At a meeting of the Legislative Oversight Committee Thursday morning, Senate Majority Leader Loretta Weinberg blasted the Port Authority of New York & New Jersey’s former leadership for its inaction and corruption during New Jersey’s ongoing transportation crisis and the aftermath of the Bridgegate scandal.
The committee discussed options for reforming the Port Authority, including Weinberg’s bill to subject the agency to New York’s Freedom of Information Law and New Jersey’s Open Public Records Act. Weinberg cited the fact that the agency only decided to consider renovation for the Port Authority Bus Terminal once commuters made public complaints.
Criticizing the group for failing to address the dilapidated terminal and the stalled Gateway Project, Weinberg said that “the two most important capital expenditures and investments for the future of the Port Authority were somehow left out.”
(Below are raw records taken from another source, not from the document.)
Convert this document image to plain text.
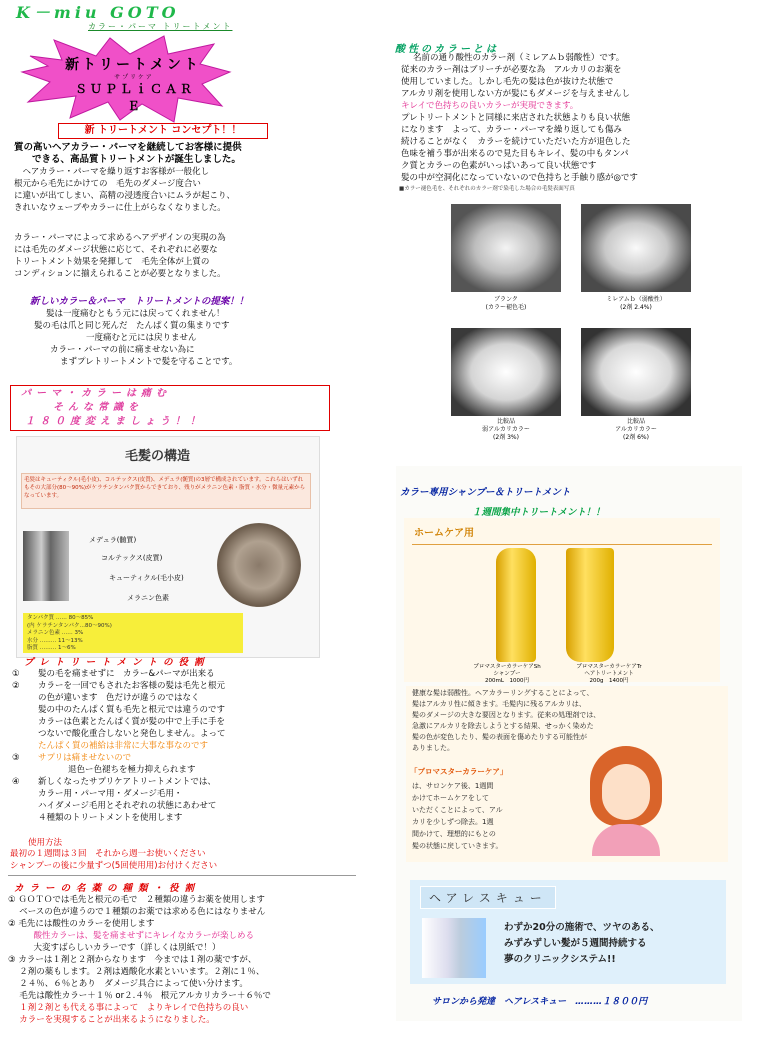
K－miu GOTO
カラー・パーマ トリートメント
新トリートメント
サ プ リ ケ ア
ＳＵＰＬｉＣＡＲＥ
新 トリートメント コンセプト！！
質の高いヘアカラー・パーマを継続してお客様に提供
できる、高品質トリートメントが誕生しました。
　ヘアカラー・パーマを繰り返すお客様が一般化し
根元から毛先にかけての　毛先のダメージ度合い
に違いが出てしまい、高精の浸透度合いにムラが起こり、
きれいなウェーブやカラーに仕上がらなくなりました。
カラー・パーマによって求めるヘアデザインの実現の為
には毛先のダメージ状態に応じて、それぞれに必要な
トリートメント効果を発揮して　毛先全体が上質の
コンディションに揃えられることが必要となりました。
新しいカラー＆パーマ　トリートメントの提案！！
髪は一度痛むともう元には戻ってくれません！
髪の毛は爪と同じ死んだ　たんぱく質の集まりです
一度痛むと元には戻りません
カラー・パーマの前に痛ませない為に
まずプレトリートメントで髪を守ることです。
パーマ・カラーは痛む
そんな常識を
１８０度変えましょう！！
毛髪の構造
毛髪はキューティクル(毛小皮)、コルテックス(皮質)、メデュラ(髄質)の3層で構成されています。これらはいずれもその大部分(80〜90%)がケラチンタンパク質からできており、残りがメラニン色素・脂質・水分・微量元素からなっています。
メデュラ(髄質)
コルテックス(皮質)
キューティクル(毛小皮)
メラニン色素
タンパク質 …… 80〜85%
(内 ケラチンタンパク…80〜90%)
メラニン色素 …… 3%
水分 ……… 11〜13%
脂質 ……… 1〜6%
プレトリートメントの役割
①	髪の毛を痛ませずに　カラー&パーマが出来る
②	カラーを一回でもされたお客様の髪は毛先と根元
の色が違います　色だけが違うのではなく
髪の中のたんぱく質も毛先と根元では違うのです
カラーは色素とたんぱく質が髪の中で上手に手を
つないで酸化重合しないと発色しません。よって
たんぱく質の補給は非常に大事な事なのです
③	サプリは痛ませないので
退色ー色褪ちを極力抑えられます
④	新しくなったサプリケアトリートメントでは、
カラー用・パーマ用・ダメージ毛用・
ハイダメージ毛用とそれぞれの状態にあわせて
４種類のトリートメントを使用します
使用方法
最初の１週間は３回　それから週一お使いください
シャンプーの後に少量ずつ(5回使用用)お付けください
カラーの名薬の種類・役割
① ＧＯＴＯでは毛先と根元の毛で　２種類の違うお薬を使用します
　 ベースの色が違うので１種類のお薬では求める色にはなりません
② 毛先には酸性のカラーを使用します
　　　酸性カラーは、髪を痛ませずにキレイなカラーが楽しめる
　　　大変すばらしいカラーです（詳しくは別紙で！）
③ カラーは１剤と２剤からなります　今までは１剤の薬ですが、
　 ２剤の薬もします。２剤は過酸化水素といいます。２剤に１％、
　 ２４％、６％とあり　ダメージ具合によって使い分けます。
　 毛先は酸性カラー＋１％ or２.４％　根元アルカリカラー＋６％で
　 １剤２剤とも代える事によって　よりキレイで色持ちの良い
　 カラーを実現することが出来るようになりました。
酸性のカラーとは
名前の通り酸性のカラー剤（ミレアムｂ弱酸性）です。
従来のカラー剤はブリーチが必要な為　アルカリのお薬を
使用していました。しかし毛先の髪は色が抜けた状態で
アルカリ剤を使用しない方が髪にもダメージを与えませんし
キレイで色持ちの良いカラーが実現できます。
プレトリートメントと同様に来店された状態よりも良い状態
になります　よって、カラー・パーマを繰り返しても傷み
続けることがなく　カラーを続けていただいた方が退色した
色味を補う事が出来るので見た目もキレイ、髪の中もタンパ
ク質とカラーの色素がいっぱいあって良い状態です
髪の中が空洞化になっていないので色持ちと手触り感が◎です
■カラー褪色毛を、それぞれのカラー剤で染毛した場合の毛髪表面写真
ブランク
(カラー褪色毛)
ミレアムｂ（弱酸性）
(2剤 2.4%)
比較品
弱アルカリカラー
(2剤 3%)
比較品
アルカリカラー
(2剤 6%)
カラー専用シャンプー＆トリートメント
１週間集中トリートメント！！
ホームケア用
プロマスターカラーケアSh
シャンプー
200mL　1000円
プロマスターカラーケアTr
ヘアトリートメント
200g　1400円
健康な髪は弱酸性。ヘアカラーリングすることによって、
髪はアルカリ性に傾きます。毛髪内に残るアルカリは、
髪のダメージの大きな要因となります。従来の処理剤では、
急激にアルカリを除去しようとする結果、せっかく染めた
髪の色が変色したり、髪の表面を傷めたりする可能性が
ありました。
「プロマスターカラーケア」
は、サロンケア後、1週間
かけてホームケアをして
いただくことによって、アル
カリを少しずつ除去。1週
間かけて、理想的にもとの
髪の状態に戻していきます。
ヘアレスキュー
わずか20分の施術で、ツヤのある、
みずみずしい髪が５週間持続する
夢のクリニックシステム!!
サロンから発達　ヘアレスキュー　………１８００円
“It surely never made it into the capital plan, and certainly wan’t a topic of conversation,” she said. “I have no trust in the kind of structure that is built into it, and the people who were appointed there as commissioners. They sat there through all of this, and to this day I haven’t heard too many public comments about anything that went on or why this bus terminal was allowed to fall into the kind of disrepair that it was allowed to fall into,” she said.
“Every single one of them, from commissioners to the executive director, had opportunities to move ahead, to find out what really went on there, and none of them chose to rise to that responsibility,” said Weinberg of the Bridgegate investigation.
“I don’t think there were any heroes in the drama than took place in September of 2013,” she added.
Regional Plan Association President Tom Wright shared Weinberg’s distrust of having the governors of New Jersey and New York as closely involved in the Port Authority’s operations as they have been in the past.
“More than any other single recommendation, I believe that restoring the position and integrity of a strong CEO who reports to the board of the Port Authority, not to either governor, is the most important single reform that can be undertaken,” said Wright.
Wright did say that he disagreed with the terms of Weinberg’s bill in that they require the Port Authority to report to the legislature, an arrangement that he argued would be an opportunity for more corruption down the line.
Speakers before the committee also discussed long-term transportation infrastructure projects like extending the PATH train to Newark and constructing a replacement for the Port Authority bus terminal rather than making repairs to the existing structure.